Tom got up from her seat with alacrity, and prepared to accompany Mike. It was a great burden off her mind to think she was likely to have a shelter for the night. Perhaps something would turn up for her the next day. This thought brought back some of her old courage and confidence.

Mike Murphy’s home was neither elegant nor spacious. Mulberry Street is not an aristocratic locality, and its residents do not in general move in fashionable society. Mrs. Murphy was a retail merchant, being the proprietor of an apple-stand on Nassau, near Spruce Street. Several years’ exposure to the weather had made her face nearly as red as the apples she dealt in, and a sedentary life had enlarged her proportions till she weighed close upon two hundred pounds. In nearly all weathers she was to be found at her post, sometimes sheltered by a huge cotton umbrella, whose original color had been changed by the sun to a pale brown. Though she had not yet been able to retire from trade upon a competence, she had earned enough, with Mike’s assistance, to support a family of six children,—in Mulberry Street style, to be sure, but they had never been obliged to go to bed hungry, and the younger children had been kept at the public school.

When Mike entered, his mother was already at home. She usually closed up her business about five o’clock, and went home to get supper.

She looked up as Mike entered, and regarded his companion with some surprise.

“What young leddy have you got with you, Mike?” asked Mrs. Murphy.

“She thinks you are a young lady, Tom,” said Mike, laughing.

“Don’t you know me, Mrs. Murphy?” asked Tom, who had known Mike’s mother for several years.

“By the powers, if it aint Tom. Shure and you’ve had a rise in the world, I’m thinkin’. Why, you’re dressed like a princess!”

“Maybe I am,” said Tom; “but if I was one I’d be richer’n I am now.”

“Tom was took up by a lady,” explained Mike; “but she’s sent her away, and she’s got nothing barrin’ her clo’es. I told her you’d let her sleep here to-night, mother.”

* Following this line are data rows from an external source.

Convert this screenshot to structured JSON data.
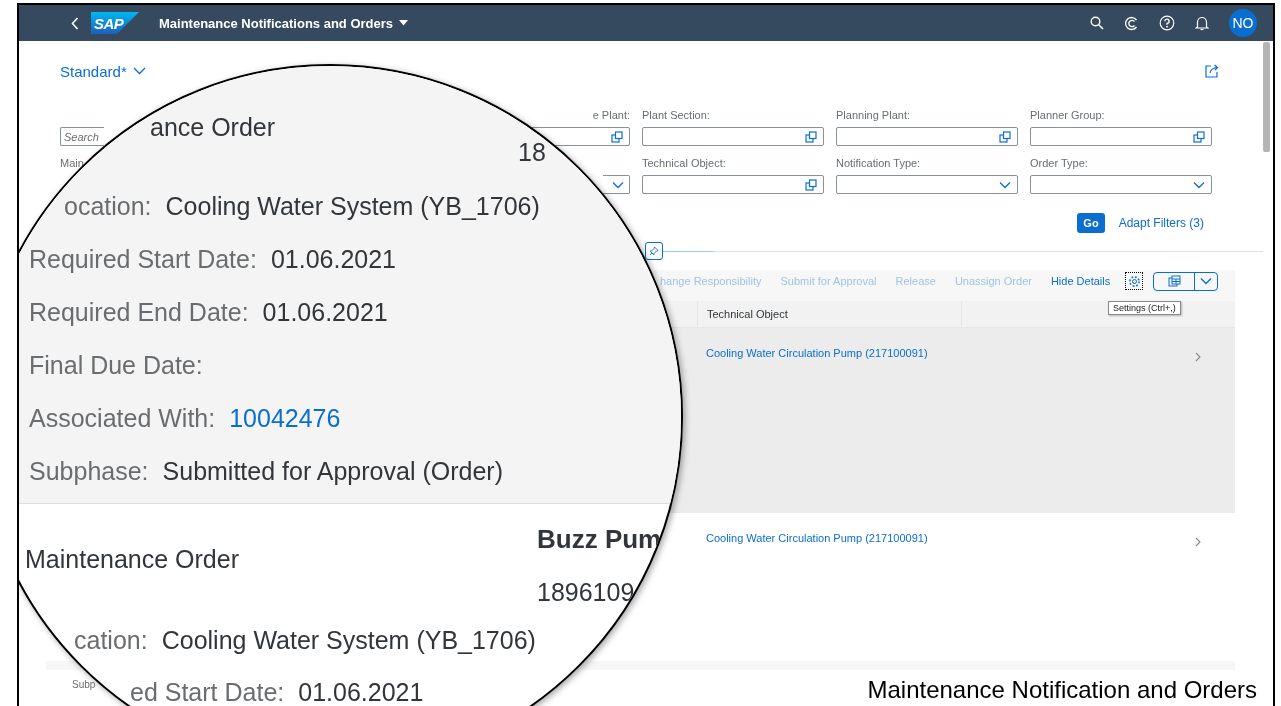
{
  "shell": {
    "logo_text": "SAP",
    "title": "Maintenance Notifications and Orders",
    "avatar": "NO"
  },
  "variant": "Standard*",
  "filters": [
    {
      "kind": "search",
      "placeholder": "Search"
    },
    {
      "kind": "value_help",
      "label": "e Plant:"
    },
    {
      "kind": "value_help",
      "label": "Plant Section:"
    },
    {
      "kind": "value_help",
      "label": "Planning Plant:"
    },
    {
      "kind": "value_help",
      "label": "Planner Group:"
    },
    {
      "kind": "label_only",
      "label": "Main"
    },
    {
      "kind": "dropdown"
    },
    {
      "kind": "value_help",
      "label": "Technical Object:"
    },
    {
      "kind": "dropdown",
      "label": "Notification Type:"
    },
    {
      "kind": "dropdown",
      "label": "Order Type:"
    }
  ],
  "go_button": "Go",
  "adapt_filters": "Adapt Filters (3)",
  "toolbar": [
    {
      "label": "hange Responsibility",
      "disabled": true
    },
    {
      "label": "Submit for Approval",
      "disabled": true
    },
    {
      "label": "Release",
      "disabled": true
    },
    {
      "label": "Unassign Order",
      "disabled": true
    },
    {
      "label": "Hide Details",
      "disabled": false
    }
  ],
  "tooltip": "Settings (Ctrl+,)",
  "table": {
    "columns": [
      "Technical Object"
    ],
    "rows": [
      {
        "technical_object": "Cooling Water Circulation Pump (217100091)",
        "selected": true
      },
      {
        "technical_object": "Cooling Water Circulation Pump (217100091)",
        "selected": false,
        "column_1": "Subp"
      }
    ]
  },
  "magnifier": {
    "title": "ance Order",
    "number": "18",
    "fields": [
      {
        "label": "ocation:",
        "value": "Cooling Water System (YB_1706)",
        "kind": "text"
      },
      {
        "label": "Required Start Date:",
        "value": "01.06.2021",
        "kind": "text"
      },
      {
        "label": "Required End Date:",
        "value": "01.06.2021",
        "kind": "text"
      },
      {
        "label": "Final Due Date:"
      },
      {
        "label": "Associated With:",
        "value": "10042476",
        "kind": "link"
      },
      {
        "label": "Subphase:",
        "value": "Submitted for Approval (Order)",
        "kind": "text"
      }
    ],
    "next": {
      "type": "Maintenance Order",
      "title": "Buzz Pum",
      "number": "1896109",
      "fields": [
        {
          "label": "cation:",
          "value": "Cooling Water System (YB_1706)",
          "kind": "text"
        },
        {
          "label": "ed Start Date:",
          "value": "01.06.2021",
          "kind": "text"
        }
      ]
    }
  },
  "caption": "Maintenance Notification and Orders"
}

“To be sure I will,” said the kind-hearted woman. “It isn’t much of a bed I can offer you, Tom, but it’s better than sleepin’ out.”

“I can lie on the floor,” said Tom. “I don’t mind that.”

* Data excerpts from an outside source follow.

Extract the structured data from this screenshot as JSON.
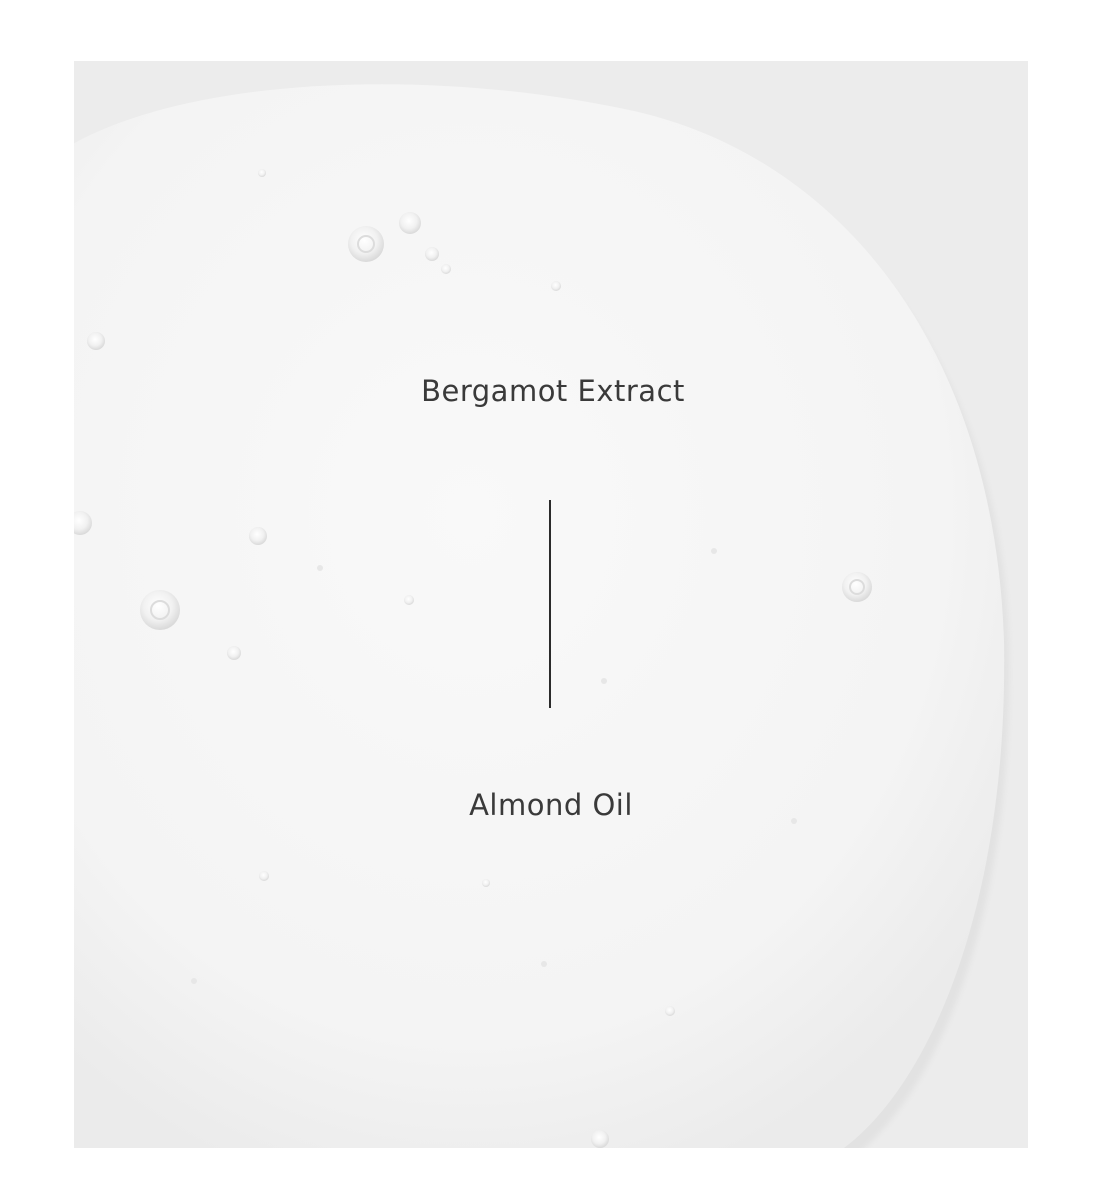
{
  "ingredients": {
    "top": "Bergamot Extract",
    "bottom": "Almond Oil"
  },
  "colors": {
    "background": "#ffffff",
    "surface": "#ececec",
    "swatch": "#f6f6f6",
    "text": "#3a3a3a",
    "divider": "#2b2b2b"
  }
}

“But why did the leddy turn you out?” inquired the apple-merchant.

Tom told her story, which Mrs. Murphy never thought of doubting.

“She’s a hard, cruel woman. I’ll say that for her, Tom dear,” said Mrs. Murphy. “But never you mind. You’re welcome to stay here, though it’s a poor place. We’re going to have some supper directly, and you must take some with us.”

“I’ve eaten supper,” said Tom.

“What did you have?”

“Two apples.”

“I don’t say nothin’ ag’in’ apples, for it’s them I live by, but tay and toast is better for supper. Biddy, toast the bread, and I’ll set the table. When a body’s tired, a cup of tay goes to the right spot, and you’ll find it so, Tom dear.”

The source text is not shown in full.